In general, documentation for managed memory behavior is in the CUDA C++ programming guide, section L. Not sure how to find the CUDA C++ programming guide? Go to docs.nvidia.com and click on the “CUDA Toolkit Documentation” link. Hopefully you can navigate from there.
In your original question, your allocation amount seemed to be below the memory size of your GPU. Therefore it’s possible the explanation I had given you was approximately correct (although I believe I made a mistake - see below).
Managed memory in windows follows the pre-pascal regime/behavioral description. There are still at least 2 behavioral possibilities in a multi-GPU scenario.
First, if the system topology permits both GPUs to be in a peer relationship. In that case, the data will be migrated to the GPU that needs it, en-masse, at kernel launch. If 2 GPUs need it, one processor will be given a peer mapping to the data on the other processor.
Second, if the system topology does not permit the GPUs to be in a peer relationship, then instead the allocation will be made as if it were a pinned host allocation, and both GPUs will be given a pointer to the host allocation. In this case migration of data is not necessary.
Based on your initial description I assumed we were in the first category. However in the first category, if you try to allocate more than the memory that is available on the GPU, you get an out of memory error from the cudaMallocManaged call - I just tested that on my windows system and that is what I get.
Now that you are reporting that you can successfully allocate more memory than that, I would assume your GPUs cannot be placed into a peer relationship, so that would put your GPUs into the second category. However in that case the whole statement about migration does not hold water. Unfortunately, I don’t have a system exactly like that to test.
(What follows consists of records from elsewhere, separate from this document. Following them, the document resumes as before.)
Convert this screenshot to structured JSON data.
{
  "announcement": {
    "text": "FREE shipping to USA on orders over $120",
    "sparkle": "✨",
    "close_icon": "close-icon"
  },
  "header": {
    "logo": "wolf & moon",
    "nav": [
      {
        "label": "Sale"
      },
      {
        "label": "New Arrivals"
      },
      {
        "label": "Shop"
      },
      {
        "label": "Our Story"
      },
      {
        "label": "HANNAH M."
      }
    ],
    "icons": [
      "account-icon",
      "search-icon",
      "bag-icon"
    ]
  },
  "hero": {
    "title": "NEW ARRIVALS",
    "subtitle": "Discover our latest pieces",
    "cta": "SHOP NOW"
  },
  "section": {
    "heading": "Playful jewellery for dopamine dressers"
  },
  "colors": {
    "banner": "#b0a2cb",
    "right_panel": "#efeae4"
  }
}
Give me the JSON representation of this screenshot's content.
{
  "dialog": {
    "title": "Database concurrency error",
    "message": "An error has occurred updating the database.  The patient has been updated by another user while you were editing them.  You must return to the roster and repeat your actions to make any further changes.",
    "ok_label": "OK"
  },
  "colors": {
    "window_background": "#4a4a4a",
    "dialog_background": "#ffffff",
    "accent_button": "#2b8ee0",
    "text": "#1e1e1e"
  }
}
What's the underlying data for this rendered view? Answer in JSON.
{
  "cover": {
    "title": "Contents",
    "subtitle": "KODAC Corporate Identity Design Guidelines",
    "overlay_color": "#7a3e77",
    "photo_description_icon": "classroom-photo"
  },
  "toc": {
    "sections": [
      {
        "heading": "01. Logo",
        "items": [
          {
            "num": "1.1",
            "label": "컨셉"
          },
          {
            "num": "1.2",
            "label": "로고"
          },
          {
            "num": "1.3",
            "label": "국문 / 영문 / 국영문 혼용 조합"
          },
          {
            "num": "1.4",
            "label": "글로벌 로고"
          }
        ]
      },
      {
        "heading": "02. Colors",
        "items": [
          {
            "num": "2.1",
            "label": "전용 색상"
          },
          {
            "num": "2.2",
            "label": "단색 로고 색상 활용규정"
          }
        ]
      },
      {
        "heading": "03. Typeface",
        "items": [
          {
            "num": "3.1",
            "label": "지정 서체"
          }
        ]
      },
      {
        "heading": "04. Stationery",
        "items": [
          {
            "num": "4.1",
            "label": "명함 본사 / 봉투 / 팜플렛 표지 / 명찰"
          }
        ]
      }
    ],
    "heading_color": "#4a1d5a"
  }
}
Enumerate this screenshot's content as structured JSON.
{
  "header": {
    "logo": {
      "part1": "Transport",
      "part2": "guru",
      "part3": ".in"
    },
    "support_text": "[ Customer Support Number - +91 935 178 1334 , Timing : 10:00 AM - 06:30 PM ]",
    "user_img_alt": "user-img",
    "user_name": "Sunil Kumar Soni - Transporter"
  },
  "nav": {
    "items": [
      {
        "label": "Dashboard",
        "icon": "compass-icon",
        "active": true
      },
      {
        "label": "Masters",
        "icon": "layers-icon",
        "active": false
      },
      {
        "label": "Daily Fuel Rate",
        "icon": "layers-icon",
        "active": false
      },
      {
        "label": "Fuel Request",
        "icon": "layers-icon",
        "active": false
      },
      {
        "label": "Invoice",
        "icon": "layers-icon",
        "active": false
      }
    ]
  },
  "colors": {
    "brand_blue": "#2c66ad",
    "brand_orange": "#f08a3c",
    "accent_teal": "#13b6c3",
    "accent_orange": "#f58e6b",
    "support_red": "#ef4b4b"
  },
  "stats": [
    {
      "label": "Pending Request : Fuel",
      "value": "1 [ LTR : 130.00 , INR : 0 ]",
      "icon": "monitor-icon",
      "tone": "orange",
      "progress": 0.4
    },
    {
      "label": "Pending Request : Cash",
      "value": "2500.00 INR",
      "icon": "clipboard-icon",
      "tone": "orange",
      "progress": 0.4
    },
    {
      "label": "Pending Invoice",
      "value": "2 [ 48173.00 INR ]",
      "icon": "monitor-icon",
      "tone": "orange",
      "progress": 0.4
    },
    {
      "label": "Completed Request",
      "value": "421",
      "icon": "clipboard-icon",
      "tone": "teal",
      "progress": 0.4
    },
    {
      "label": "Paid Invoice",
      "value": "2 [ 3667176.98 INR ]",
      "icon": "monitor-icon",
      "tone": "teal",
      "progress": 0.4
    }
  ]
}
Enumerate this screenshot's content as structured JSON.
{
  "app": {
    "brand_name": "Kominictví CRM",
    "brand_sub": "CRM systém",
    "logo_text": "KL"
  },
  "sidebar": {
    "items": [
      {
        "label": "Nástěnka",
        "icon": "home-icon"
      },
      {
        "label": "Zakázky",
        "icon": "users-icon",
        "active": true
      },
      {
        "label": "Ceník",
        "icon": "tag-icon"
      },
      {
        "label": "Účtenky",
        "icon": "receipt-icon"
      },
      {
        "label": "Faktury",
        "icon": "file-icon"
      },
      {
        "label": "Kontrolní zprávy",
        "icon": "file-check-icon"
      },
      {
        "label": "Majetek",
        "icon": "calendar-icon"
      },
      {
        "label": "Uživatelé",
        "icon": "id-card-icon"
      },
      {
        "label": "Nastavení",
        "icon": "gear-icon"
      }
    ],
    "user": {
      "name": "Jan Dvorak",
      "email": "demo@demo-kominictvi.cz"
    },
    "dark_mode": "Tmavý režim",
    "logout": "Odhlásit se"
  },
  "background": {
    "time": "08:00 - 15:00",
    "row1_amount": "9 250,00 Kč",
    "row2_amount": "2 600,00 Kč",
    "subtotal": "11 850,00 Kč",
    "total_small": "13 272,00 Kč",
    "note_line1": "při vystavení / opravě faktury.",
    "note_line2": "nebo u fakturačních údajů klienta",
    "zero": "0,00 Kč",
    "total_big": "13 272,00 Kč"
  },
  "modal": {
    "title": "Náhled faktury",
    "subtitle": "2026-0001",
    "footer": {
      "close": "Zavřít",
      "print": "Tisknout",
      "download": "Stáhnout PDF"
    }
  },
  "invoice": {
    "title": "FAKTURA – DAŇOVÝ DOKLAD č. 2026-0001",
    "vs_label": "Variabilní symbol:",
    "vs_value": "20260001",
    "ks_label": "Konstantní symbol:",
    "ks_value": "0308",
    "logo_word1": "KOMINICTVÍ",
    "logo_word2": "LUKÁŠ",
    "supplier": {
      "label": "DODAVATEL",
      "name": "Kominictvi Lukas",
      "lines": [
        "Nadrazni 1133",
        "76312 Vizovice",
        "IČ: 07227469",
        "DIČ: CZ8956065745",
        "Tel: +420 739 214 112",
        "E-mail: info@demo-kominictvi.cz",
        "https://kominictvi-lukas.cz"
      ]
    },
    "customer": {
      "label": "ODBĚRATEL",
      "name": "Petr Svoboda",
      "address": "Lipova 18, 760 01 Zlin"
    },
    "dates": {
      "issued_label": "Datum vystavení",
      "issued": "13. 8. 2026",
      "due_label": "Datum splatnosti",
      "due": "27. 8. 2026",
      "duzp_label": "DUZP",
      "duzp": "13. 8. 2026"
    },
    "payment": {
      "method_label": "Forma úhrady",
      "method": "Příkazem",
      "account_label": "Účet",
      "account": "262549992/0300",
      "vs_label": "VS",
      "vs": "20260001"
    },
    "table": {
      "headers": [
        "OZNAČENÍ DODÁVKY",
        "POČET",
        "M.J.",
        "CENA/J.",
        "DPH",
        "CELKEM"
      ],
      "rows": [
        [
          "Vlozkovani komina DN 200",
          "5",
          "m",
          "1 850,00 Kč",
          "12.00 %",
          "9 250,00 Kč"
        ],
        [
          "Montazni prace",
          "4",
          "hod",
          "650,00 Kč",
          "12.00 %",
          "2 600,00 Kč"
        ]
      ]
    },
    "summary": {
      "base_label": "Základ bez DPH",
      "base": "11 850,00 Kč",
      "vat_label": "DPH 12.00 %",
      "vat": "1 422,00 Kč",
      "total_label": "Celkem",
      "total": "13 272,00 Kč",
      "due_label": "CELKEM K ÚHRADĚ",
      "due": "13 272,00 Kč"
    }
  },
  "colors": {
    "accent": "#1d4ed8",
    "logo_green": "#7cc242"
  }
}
I would also like to amend a previous remark that was I believe in error. In the first category, data migration occurs en-masse to the GPU at the point of kernel launch. However, I misspoke about the return case. After a subsequent cudaDeviceSynchronize(), it is true that data can now be accessed again in host memory, but I’m not certain there is an en-masse data copy. I think the data copy in this direction can still be demand-paged. The net effect of this would be that the forced transfers would only be happening in one direction, which would seem to align with your transfer rate calculation (but inconsistent with the other data point).
Anyway I’m afraid I may have just confused matters.
Moving on to your question, I believe you can still use Unified Memory in the case you describe. As we have now discussed, cudaDeviceSynchronize() has this special characteristic in the pre-pascal regime (i.e. windows regime) that it makes the data visible again on the host, and will result in trigger of transfer of data on subsequent kernel calls.
But cudaDeviceSynchronize() is not the only way to enforce what you want. First of all if you only had 1 GPU, stream semantics would suffice. With 2 GPUs, you could try using cudaStreamSynchronize(), and if that doesn’t work I’m fairly confident that using events would.
cudaStreamSynchronize() method would look like this:
setDevice(0);
kernelA(a, stream1) // work on a[0];
setDevice(1);
kernelA(a+1, stream2) // work on a[1];
cudaSetDevice(0);
cudaStreamSychronize(stream1); // kernelB needs entire a, so sync is needed
cudaSetDevice(1);
cudaStreamSynchronize(stream1);
setDevice(0);
kernelB(a,x);
setDevice(1);
kernelB(a,x);
the event method would look like this:
setDevice(0);
kernelA(a) // work on a[0];
cudaEventRecord(evt0);
setDevice(1);
kernelA(a+1) // work on a[1];
cudaEventRecord(evt1);
cudaStreamWaitEvent(stream1, evt0)
cudaStreamWaitEvent(stream1, evt1)
setDevice(0);
kernelB(a,x, stream1);
setDevice(1);
kernelB(a,x, stream1);
Just as your code is shorthand, I’m just trying to give shorthand ideas. These are not exact recipes.